The Department of Justice said the district court denied LeCroy's motion to postpone his execution because it did not meet standards for a stay of execution. "Neither the Constitution nor any statute or regulation grants petitioner any right to an execution date that facilitates attendance by all of his [or his preferred] counsel," it said.

In a brief order, the Supreme Court similarly denied LeCroy's request to postpone the execution, with no recorded dissents. Shortly after the court's ruling, LeCroy died by lethal injection at the federal prison in Terre Haute, Indiana. In the room with him was his spiritual adviser, Sister Barbara Battista, a Sister of Providence of St. Mary of the Woods.

Christopher Vialva, 40, similarly pleaded with the Supreme Court for a delay but for different reasons. His attorneys asked the Supreme Court to halt his execution because of outstanding questions about whether federal executions need to be set by a court or can be set by the U.S. attorney general.

In an unsigned order Sept. 24, the court refused to stop his execution. He was put to death by lethal injection a few hours later, also at the Indiana federal prison.

Vialva was the first Black man to be executed since the federal government resumed federal executions this year. He was convicted for his part in a 1999 carjacking and the killing of a husband and wife in Texas who were visiting youth ministers from Iowa.

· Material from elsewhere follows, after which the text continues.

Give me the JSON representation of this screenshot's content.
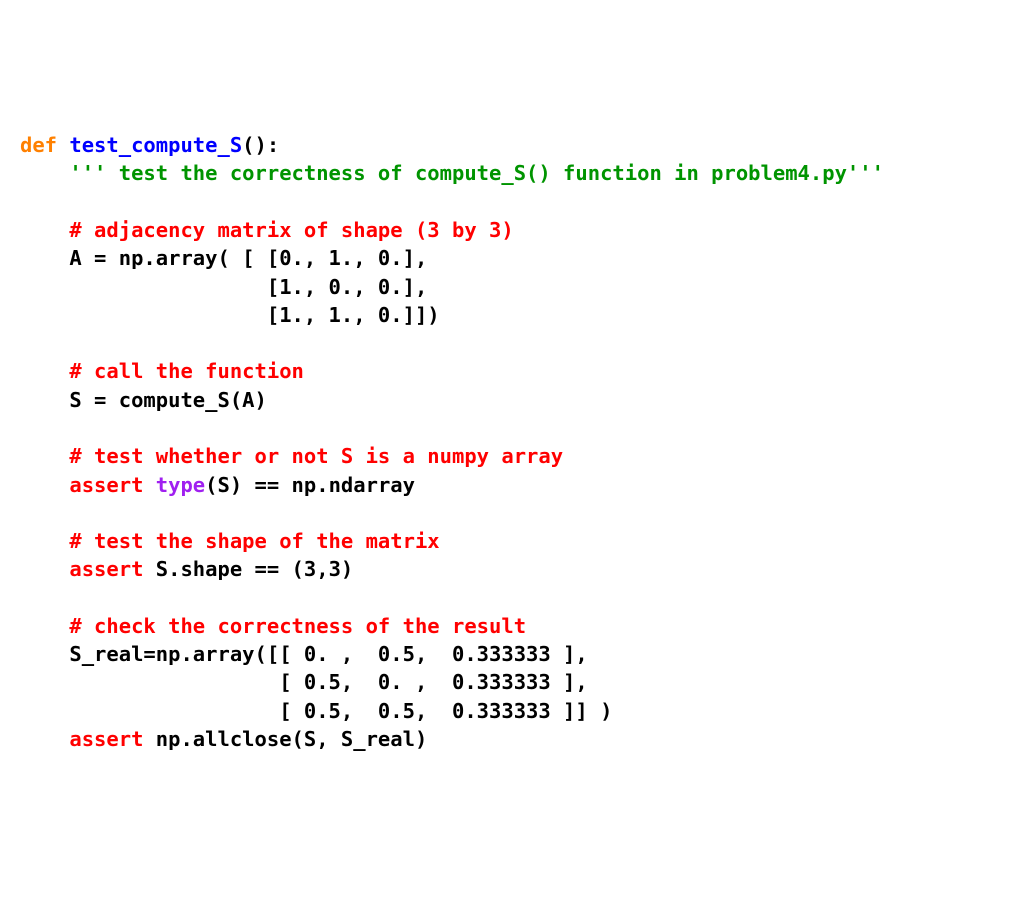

Vialva was 19 at the time.

He released a YouTube video Sept. 11 pleading for a stop to his execution citing an unfair appeal process in federal death penalty cases, racial disparities on death row and his young age at the time of crime.

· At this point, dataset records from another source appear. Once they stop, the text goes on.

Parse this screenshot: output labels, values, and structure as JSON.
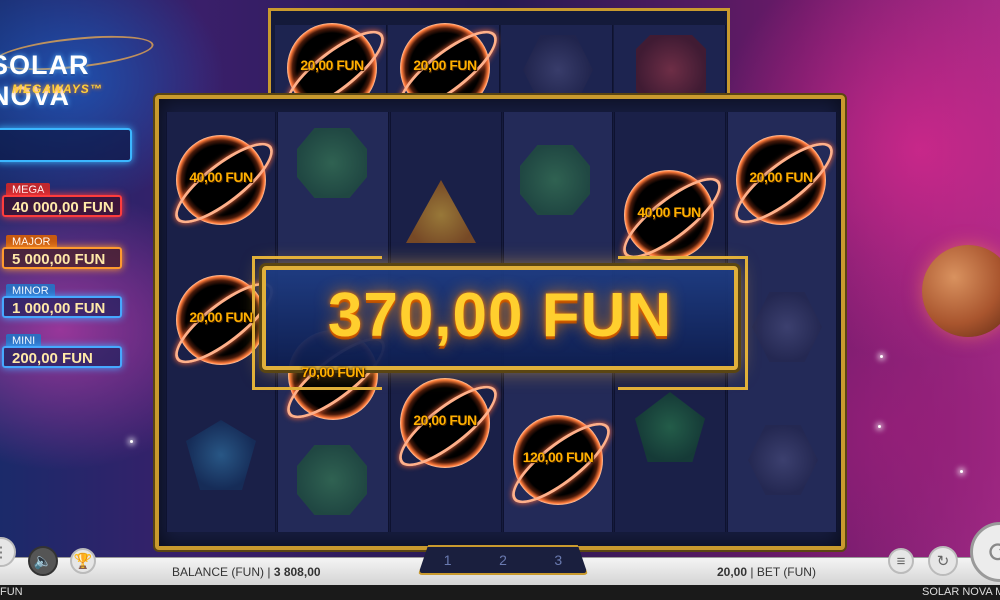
{
  "logo": {
    "title": "SOLAR NOVA",
    "subtitle": "MEGAWAYS™"
  },
  "jackpots": [
    {
      "tier": "MEGA",
      "value": "40 000,00 FUN"
    },
    {
      "tier": "MAJOR",
      "value": "5 000,00 FUN"
    },
    {
      "tier": "MINOR",
      "value": "1 000,00 FUN"
    },
    {
      "tier": "MINI",
      "value": "200,00 FUN"
    }
  ],
  "top_reel": [
    {
      "type": "coin",
      "label": "20,00 FUN"
    },
    {
      "type": "coin",
      "label": "20,00 FUN"
    },
    {
      "type": "gem",
      "gem": "hex"
    },
    {
      "type": "gem",
      "gem": "red"
    }
  ],
  "coins": {
    "c1": "40,00 FUN",
    "c2": "20,00 FUN",
    "c3": "70,00 FUN",
    "c4": "20,00 FUN",
    "c5": "120,00 FUN",
    "c6": "40,00 FUN",
    "c7": "20,00 FUN"
  },
  "win": {
    "amount": "370,00 FUN"
  },
  "pager": {
    "pages": [
      "1",
      "2",
      "3"
    ]
  },
  "bottom": {
    "balance_label": "BALANCE (FUN)",
    "balance_value": "3 808,00",
    "bet_value": "20,00",
    "bet_label": "BET",
    "bet_currency": "(FUN)"
  },
  "status": {
    "left": "FUN",
    "right": "SOLAR NOVA MEG"
  },
  "icons": {
    "mute": "speaker-mute-icon",
    "trophy": "trophy-icon",
    "coins": "coin-stack-icon",
    "autoplay": "autoplay-icon",
    "menu": "menu-icon",
    "spin": "spin-icon"
  }
}
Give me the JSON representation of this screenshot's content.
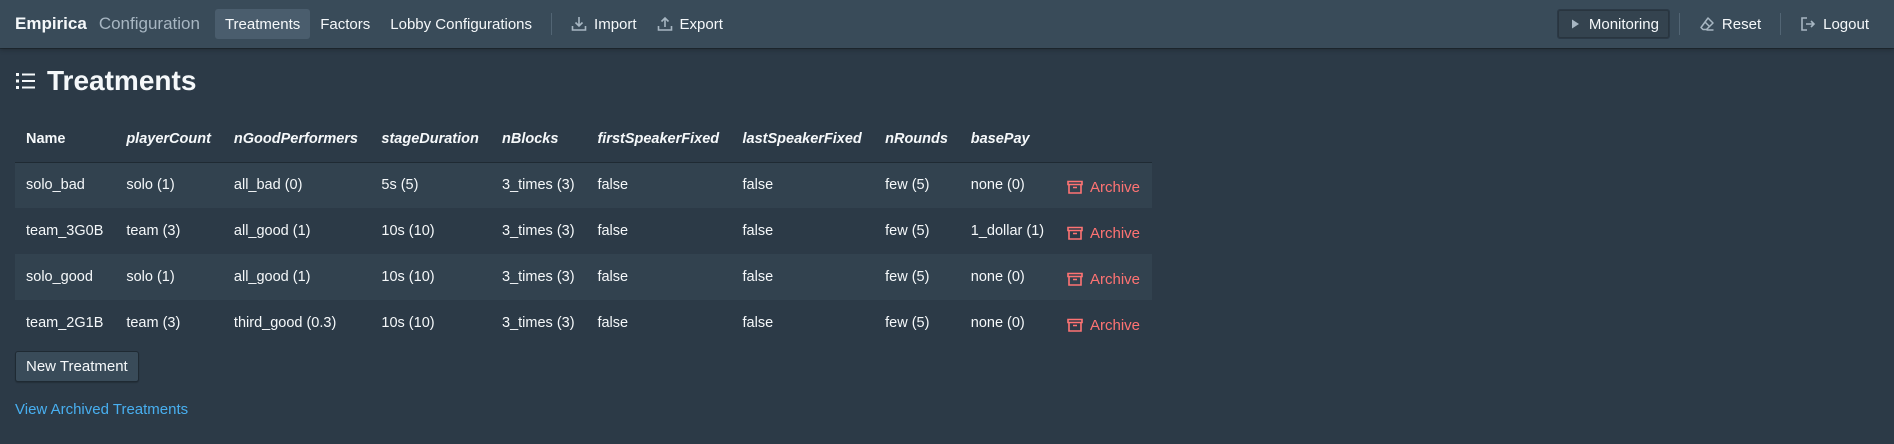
{
  "navbar": {
    "brand": "Empirica",
    "subbrand": "Configuration",
    "tabs": [
      {
        "label": "Treatments",
        "active": true
      },
      {
        "label": "Factors",
        "active": false
      },
      {
        "label": "Lobby Configurations",
        "active": false
      }
    ],
    "import_label": "Import",
    "export_label": "Export",
    "monitoring_label": "Monitoring",
    "reset_label": "Reset",
    "logout_label": "Logout"
  },
  "page": {
    "title": "Treatments",
    "title_icon": "list-icon"
  },
  "table": {
    "columns": [
      "Name",
      "playerCount",
      "nGoodPerformers",
      "stageDuration",
      "nBlocks",
      "firstSpeakerFixed",
      "lastSpeakerFixed",
      "nRounds",
      "basePay"
    ],
    "rows": [
      {
        "cells": [
          "solo_bad",
          "solo (1)",
          "all_bad (0)",
          "5s (5)",
          "3_times (3)",
          "false",
          "false",
          "few (5)",
          "none (0)"
        ],
        "action": "Archive"
      },
      {
        "cells": [
          "team_3G0B",
          "team (3)",
          "all_good (1)",
          "10s (10)",
          "3_times (3)",
          "false",
          "false",
          "few (5)",
          "1_dollar (1)"
        ],
        "action": "Archive"
      },
      {
        "cells": [
          "solo_good",
          "solo (1)",
          "all_good (1)",
          "10s (10)",
          "3_times (3)",
          "false",
          "false",
          "few (5)",
          "none (0)"
        ],
        "action": "Archive"
      },
      {
        "cells": [
          "team_2G1B",
          "team (3)",
          "third_good (0.3)",
          "10s (10)",
          "3_times (3)",
          "false",
          "false",
          "few (5)",
          "none (0)"
        ],
        "action": "Archive"
      }
    ]
  },
  "actions": {
    "new_treatment_label": "New Treatment",
    "view_archived_label": "View Archived Treatments"
  },
  "colors": {
    "background": "#2c3a47",
    "navbar": "#394b59",
    "danger": "#ff7373",
    "link": "#48aff0"
  }
}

He said he had committed a great wrong, and he was "not making this plea as an innocent man," but as a "changed and redeemed man."

Archbishop Gregory J. Hartmayer, a Conventual Franciscan friar, delivers his first homily to the people of the Archdiocese of Atlanta via livestream May 6, 2020. "A convict who is killed never has an opportunity to repent or seek reconciliation with those he or she may have hurt. We must always leave open the door for redemption and rehabilitation," Hartmayer said in a statement. (CNS/Georgia Bulletin/Michael Alexander)

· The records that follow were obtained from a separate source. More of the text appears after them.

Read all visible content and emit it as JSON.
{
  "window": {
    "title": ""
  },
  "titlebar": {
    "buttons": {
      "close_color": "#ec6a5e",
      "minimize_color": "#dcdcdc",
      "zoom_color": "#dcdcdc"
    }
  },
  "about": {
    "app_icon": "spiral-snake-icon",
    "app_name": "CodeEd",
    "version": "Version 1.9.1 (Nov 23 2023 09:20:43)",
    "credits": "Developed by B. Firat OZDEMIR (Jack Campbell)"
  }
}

"I'm not the stupid kid I was the day I made the most desperate and tragic decision of my life," he added.

In prison, Vialva became a Messianic Jew and in recent years has regularly ministered to fellow incarcerated people, according to a report on WFIU public radio in Indiana.

LeCroy and Vialva were the sixth and seventh prisoners to be executed this year, following the resumption of federal executions after a 17-year hiatus.

The Catholic Mobilizing Network led virtual prayer vigils before both executions. At the Sept. 22 virtual prayer service, a statement written by Atlanta Archbishop Gregory J. Hartmayer was read aloud to the 215 online participants.

It said: "A convict who is killed never has an opportunity to repent or seek reconciliation with those he or she may have hurt. We must always leave open the door for redemption and rehabilitation."

The archbishop prayed for LeCroy's victim, Joann Lee Tiesler, and for her family. He also prayed for LeCroy "because he is a child of God" whose life has worth and dignity.

In the Sept. 24 prayer vigil, a statement by Washington Archbishop William D. Gregory that was read aloud prayed for Vialva, his victims and their families and also that the nation would end its use of capital punishment, which "only serves to make each of us complicit in a new act of violence."

"Taking the life of another human being harms each one of us, defying the sanctity of human life and devaluing our worth as God's own creation. The death penalty damages our culture and turns our government into a system of retribution, when it should be a system of support and service to its people," he said.

On Sept. 22, just hours before LeCroy's execution, two U.S. bishops' committee chairmen issued a statement calling on the government to end federal executions.

"We say to President Trump and Attorney General Barr: Enough. Stop these executions," said Archbishop Paul S. Coakley of Oklahoma City, chairman of the U.S. Conference of Catholic Bishops' Committee on Domestic Justice and Human Development, and Archbishop Joseph F. Naumann of Kansas City, Kansas, chairman of the USCCB's Committee on Pro-Life Activities.